The first thing I ever carved was this love spoon in mahogany that I made for a friends’ wedding, with a presentation box in oak and sapele based on the Mastermyr chest. Not the finest love spoon in the world by a very considerable margin, and certainly not the finest example of box making, but this was an important piece from a personal perspective. Please read on as I’d like to tell you why.
I wanted to give something that came from the heart, and I wondered what I would wish this lovely couple to become. I envisaged the love they shared as a seed for the future, and carved the bowl of the spoon round. I thought of how their lives were brought and tied together and carved the neck as an intertwined motif.
I thought of their desire to share a home, and the struggle of homelessness one of them had faced, and I carved a padlock, a symbol representing home in Celtic love spoon tradition.
I hoped the love they shared would bring fruit in offspring and I carved the two leaves springing from that round seed as the two children I quietly I wished they would have.
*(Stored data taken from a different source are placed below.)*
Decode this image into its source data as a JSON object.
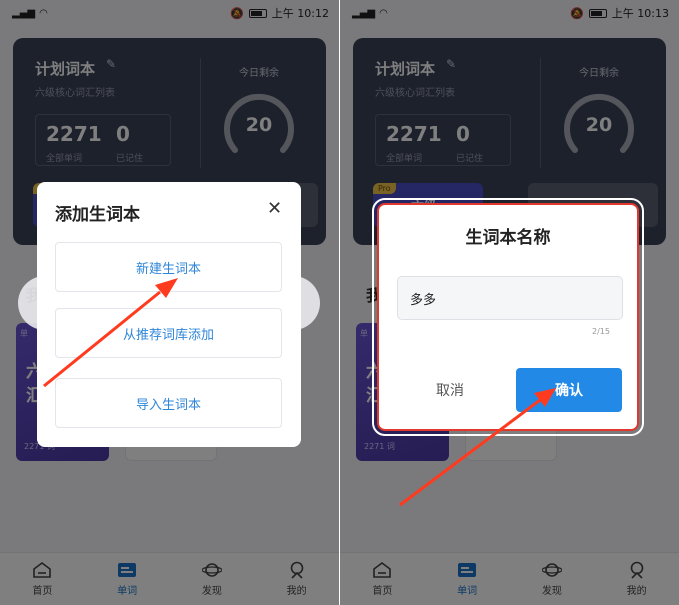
{
  "status": {
    "signal": "℃℃",
    "time_left": "上午 10:12",
    "time_right": "上午 10:13"
  },
  "plan": {
    "title": "计划词本",
    "subtitle": "六级核心词汇列表",
    "total_words": "2271",
    "total_label": "全部单词",
    "remembered": "0",
    "remembered_label": "已记住",
    "today_label": "今日剩余",
    "today_remaining": "20",
    "pro_badge": "Pro",
    "pro_text": "六级"
  },
  "my_section": {
    "title": "我",
    "book_badge": "单",
    "book_title_1": "六",
    "book_title_2": "汇",
    "book_count": "2271 词"
  },
  "tabbar": [
    {
      "label": "首页",
      "icon": "home-icon"
    },
    {
      "label": "单词",
      "icon": "word-card-icon",
      "active": true
    },
    {
      "label": "发现",
      "icon": "planet-icon"
    },
    {
      "label": "我的",
      "icon": "profile-icon"
    }
  ],
  "add_dialog": {
    "title": "添加生词本",
    "options": [
      "新建生词本",
      "从推荐词库添加",
      "导入生词本"
    ]
  },
  "name_dialog": {
    "title": "生词本名称",
    "input_value": "多多",
    "counter": "2/15",
    "cancel": "取消",
    "confirm": "确认"
  },
  "colors": {
    "accent": "#2389e6",
    "card_bg": "#3a4358",
    "highlight": "#e2372c"
  }
}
As one of them is a very gifted gardener, it seemed a logical connection, too.
In the short time since the carving, this lovely couple bought a house that they have made their home, and this month marks the birth of their second child. Looking at this family I have no doubt the love they share is as wonderful as it gets.
I do not carve as much as I would like, I try and stay humble and I would like to take my skills so, so much higher. But in the meantime, it just feels quite rewarding to look back and see that there is a wee bit of meaning to what I occasionally do.